Traite Négrière Européenne : Nouveaux Discours Révisionnistes
13/07/2004
Depuis les années 90, davantage encore avec l’entrée dans le troisième millénaire chrétien, le statut de l’Afrique dans la reconstruction idéologique occidentale et particulièrement française traverse insidieusement une mue radicale et négationniste relativement à l’histoire des crimes européens contre l’humanité négro-africaine. L’édification de l’Union européenne, réalité et utopie oppositionnelles à l’espace géopolitique nord-américain, la fin du tiers-mondisme, la domination de l’ultralibéralisme et la phobie de la problématique des réparations réordonnent l’échelle des priorités, des peurs, des solidarités, des légitimités, et les discours sur l’Afrique à l’instar de celui sur la Traite négrière européenne, passent par les fourches caudines d’un révisionnisme de bon aloi, rénové et paré des atours de la science, voire de l’humanisme…

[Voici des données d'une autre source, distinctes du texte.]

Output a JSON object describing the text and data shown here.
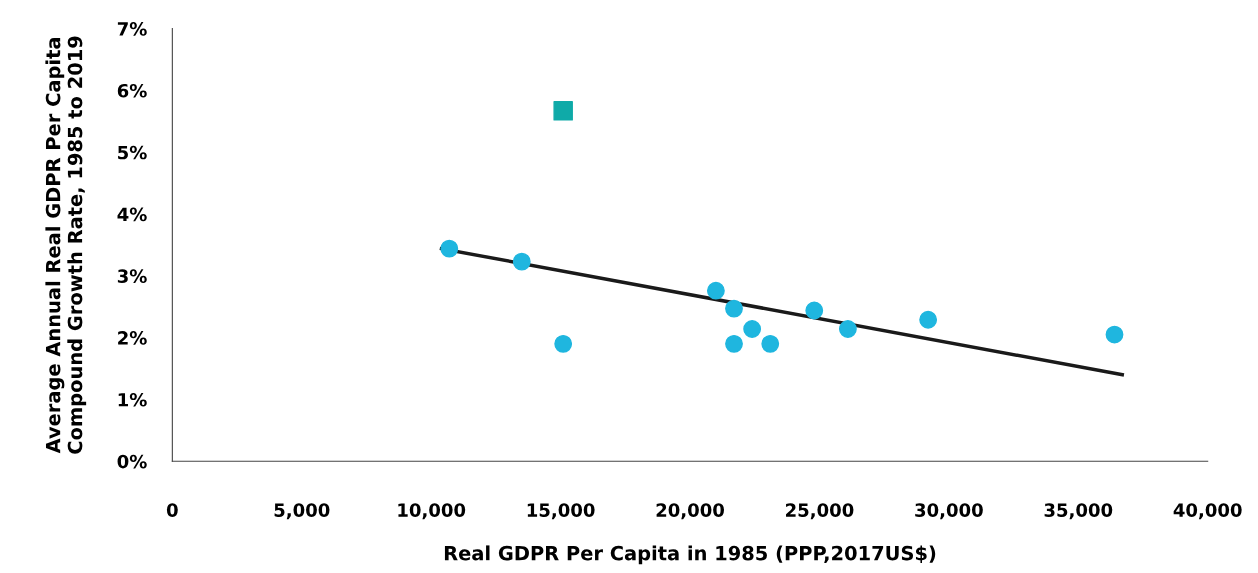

La Conférence Mondiale contre le Racisme de Durban en Afrique du Sud en 2001 a été l’accélérateur décisif d’une tendance lourde caractérisant le regard sur leur propre histoire coloniale d’une frange d’intellectuels français et issus des anciens empires européens. Des efforts de modélisation, de propositions de théories contemporaines ou antédiluviennes maquillées se focalisent désormais sur la minoration des crimes contre l’humanité perpétrés sur les populations mélanodermes, la maximisation des responsabilités africaines, et la culture systématique de grappes infectieuses de diversions idéologiques brouillant la question des crimes contre l’humanité dont l’aboutissement logique est le principe inévitable des réparations.
En réaffirmant les crimes contre l’humanité que sont les traites négrières européennes, transsahariennes et le colonialisme, Durban a fait tomber les dernières pudeurs qui inhibaient les relents falsificateurs de bien des chercheurs, penseurs et think-thank européens, la parution d’octobre 2003 de la revue L’Histoire, numéro spécial intitulé La vérité sur l’Esclavage traduit au plus-que-parfait ce tournant révisionniste. Des auteurs et succès de librairies comme Stephen Smith [Négrologie, Calmann-Levy, 2004], chroniqueur alimentaire missionné en action psychologique pour effacer les responsabilités de l’Etat français dans les prédations africaines s’inscrit durablement dans ce catalogue ignominieux, dans un domaine attenant.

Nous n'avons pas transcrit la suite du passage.